Growing Australia’s food industry on menu
Friday, 29 May 2015
A newly established collaboration on the Central Coast, led by the University of Newcastle, will contribute to growing Australia's food and beverage industry and increasing the industry's exports.
The Australian Research Council (ARC) Food & Beverage Supply Chain Optimisation Industrial Transformation Training Centre (ITTC), hosted by the University of Newcastle, will train the next generation of multi-disciplinary researchers capable of designing and managing safe, sustainable, and cost-effective food supply chains.
The training centre received $2.1 million in ARC funding through the Industrial Transformation Research Program, which will employ three postdoctoral researchers and support 10 PhD students.
Based at the University of Newcastle's Central Coast campus, the centre will bring together a diverse set of research organisations and industrial partners to ensure the research carried out, and training provided, are both at the cutting-edge and industrially relevant.
The food industry is important to the Australian economy with 15 per cent of the national workforce involved in food production and food exports equating to $30.5 billion each year.
The National Food Plan White Paper states the vision for Australia's food system is a sustainable, globally competitive, resilient food supply, supporting access to nutritious and affordable food. Key to achieving this vision are safe, sustainable, and cost-effective, food supply chains.
The ARC Training Centre for Food & Beverage Supply Chain Optimisation will support the development of new and innovative postharvest treatments to improve horticultural market access and reduce waste in the horticulture supply chain.
Centre Director Professor Rick Middleton said the ARC
Industrial Transformation Training Centre scheme had a focus on postgraduate
research that was directly linked to industry needs.

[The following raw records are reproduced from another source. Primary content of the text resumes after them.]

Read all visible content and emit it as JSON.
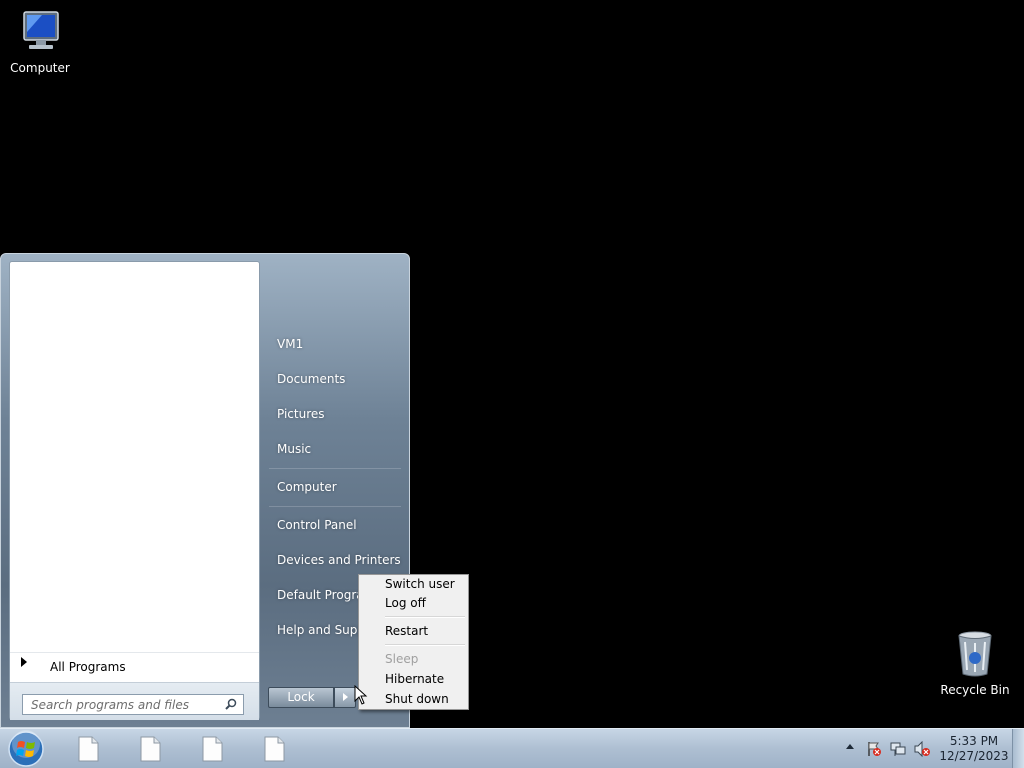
{
  "desktop": {
    "icons": [
      {
        "label": "Computer",
        "icon": "computer-icon"
      },
      {
        "label": "Recycle Bin",
        "icon": "recycle-bin-icon"
      }
    ]
  },
  "start_menu": {
    "all_programs_label": "All Programs",
    "search_placeholder": "Search programs and files",
    "right_pane": [
      {
        "label": "VM1"
      },
      {
        "label": "Documents"
      },
      {
        "label": "Pictures"
      },
      {
        "label": "Music"
      },
      {
        "label": "Computer"
      },
      {
        "label": "Control Panel"
      },
      {
        "label": "Devices and Printers"
      },
      {
        "label": "Default Programs"
      },
      {
        "label": "Help and Support"
      }
    ],
    "lock_label": "Lock"
  },
  "shutdown_menu": {
    "items": [
      {
        "label": "Switch user",
        "enabled": true
      },
      {
        "label": "Log off",
        "enabled": true
      },
      {
        "label": "Restart",
        "enabled": true
      },
      {
        "label": "Sleep",
        "enabled": false
      },
      {
        "label": "Hibernate",
        "enabled": true
      },
      {
        "label": "Shut down",
        "enabled": true
      }
    ]
  },
  "taskbar": {
    "pinned": [
      "file-icon",
      "file-icon",
      "file-icon",
      "file-icon"
    ],
    "tray_icons": [
      "action-center-flag-icon",
      "network-icon",
      "volume-muted-icon"
    ],
    "time": "5:33 PM",
    "date": "12/27/2023"
  },
  "colors": {
    "desktop_bg": "#000000",
    "start_menu_bg": "#6e8296",
    "taskbar_bg": "#b0c2d6"
  }
}
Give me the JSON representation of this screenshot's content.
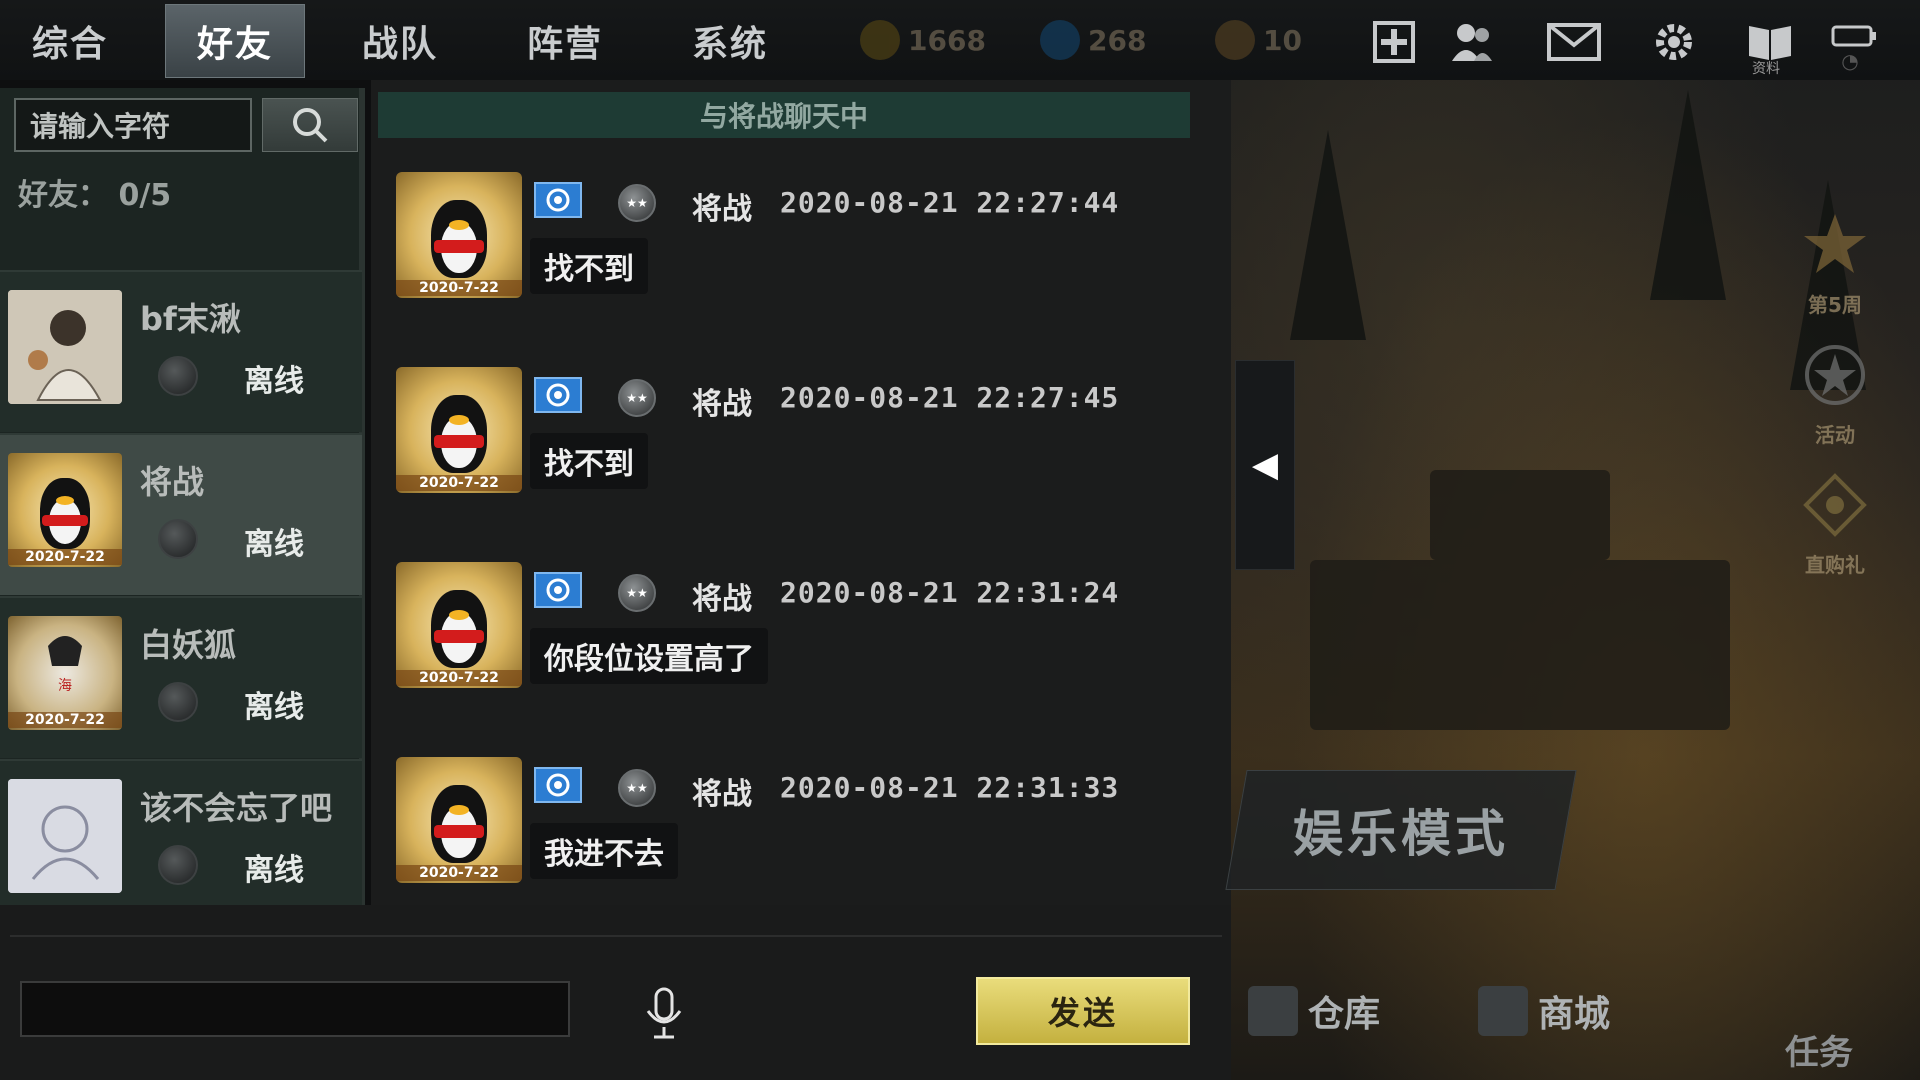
{
  "top_tabs": [
    "综合",
    "好友",
    "战队",
    "阵营",
    "系统"
  ],
  "active_tab": "好友",
  "resources": {
    "gold": "1668",
    "diamond": "268",
    "tickets": "10"
  },
  "top_icons": {
    "data_label": "资料"
  },
  "search": {
    "placeholder": "请输入字符"
  },
  "friend_count": "好友：  0/5",
  "friends": [
    {
      "name": "bf末湫",
      "status": "离线"
    },
    {
      "name": "将战",
      "status": "离线"
    },
    {
      "name": "白妖狐",
      "status": "离线"
    },
    {
      "name": "该不会忘了吧",
      "status": "离线"
    }
  ],
  "avatar_date": "2020-7-22",
  "chat": {
    "header": "与将战聊天中",
    "messages": [
      {
        "sender": "将战",
        "time": "2020-08-21 22:27:44",
        "text": "找不到"
      },
      {
        "sender": "将战",
        "time": "2020-08-21 22:27:45",
        "text": "找不到"
      },
      {
        "sender": "将战",
        "time": "2020-08-21 22:31:24",
        "text": "你段位设置高了"
      },
      {
        "sender": "将战",
        "time": "2020-08-21 22:31:33",
        "text": "我进不去"
      }
    ]
  },
  "send_button": "发送",
  "side_menu": [
    "第5周",
    "活动",
    "直购礼"
  ],
  "entertainment_mode": "娱乐模式",
  "bottom_nav": {
    "warehouse": "仓库",
    "shop": "商城",
    "task": "任务"
  },
  "colors": {
    "accent_gold": "#c4b13f",
    "chat_header": "#1e3b34",
    "badge_blue": "#2c7dd2"
  }
}
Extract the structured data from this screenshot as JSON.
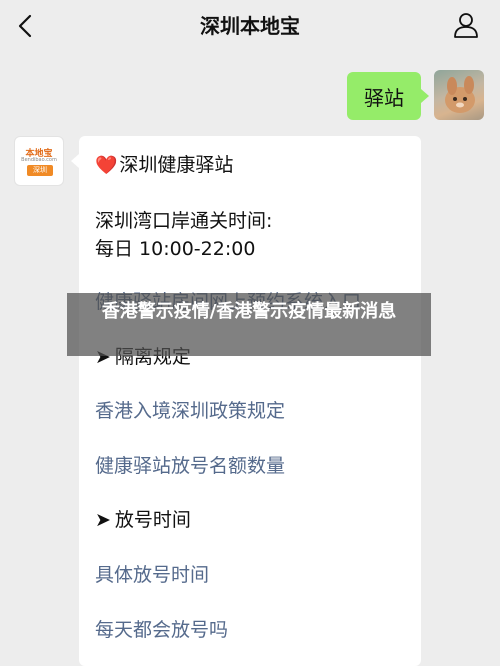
{
  "header": {
    "title": "深圳本地宝",
    "back_icon": "chevron-left-icon",
    "profile_icon": "person-icon"
  },
  "outgoing": {
    "text": "驿站"
  },
  "incoming": {
    "avatar": {
      "brand": "本地宝",
      "url": "Bendibao.com",
      "city": "深圳"
    },
    "card": {
      "title": "深圳健康驿站",
      "line1": "深圳湾口岸通关时间:",
      "line2": "每日 10:00-22:00",
      "link_booking": "健康驿站房间网上预约系统入口",
      "section_isolation": "隔离规定",
      "link_hk_entry": "香港入境深圳政策规定",
      "link_quota": "健康驿站放号名额数量",
      "section_release": "放号时间",
      "link_release_time": "具体放号时间",
      "link_daily_release": "每天都会放号吗"
    }
  },
  "overlay": {
    "headline": "香港警示疫情/香港警示疫情最新消息"
  },
  "colors": {
    "background": "#ededed",
    "bubble_out": "#95ec69",
    "link": "#556a8c",
    "heart": "#e0282e"
  }
}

"The ARC Training Centre for Food and Beverage Supply Chain Optimisation brings together researchers both in operations research (optimising logistics) and in food science."
The University's School of Mathematical and Physical Sciences, the School of Electrical Engineering and Computer Science and the School of Environmental and Life Sciences form part of the training centre.
Researchers at the centre will collaborate with The University of Sydney, The Georgia Institute of Technology, Commonwealth Scientific and Industrial Research Organisation, NSW Department of Primary Industries and Ghent University Global Campus, as well as industry organisations Coca Cola Amatil (Australia), Sunrice, Batlow Fruit, and the Sanitarium Health & Wellbeing Company.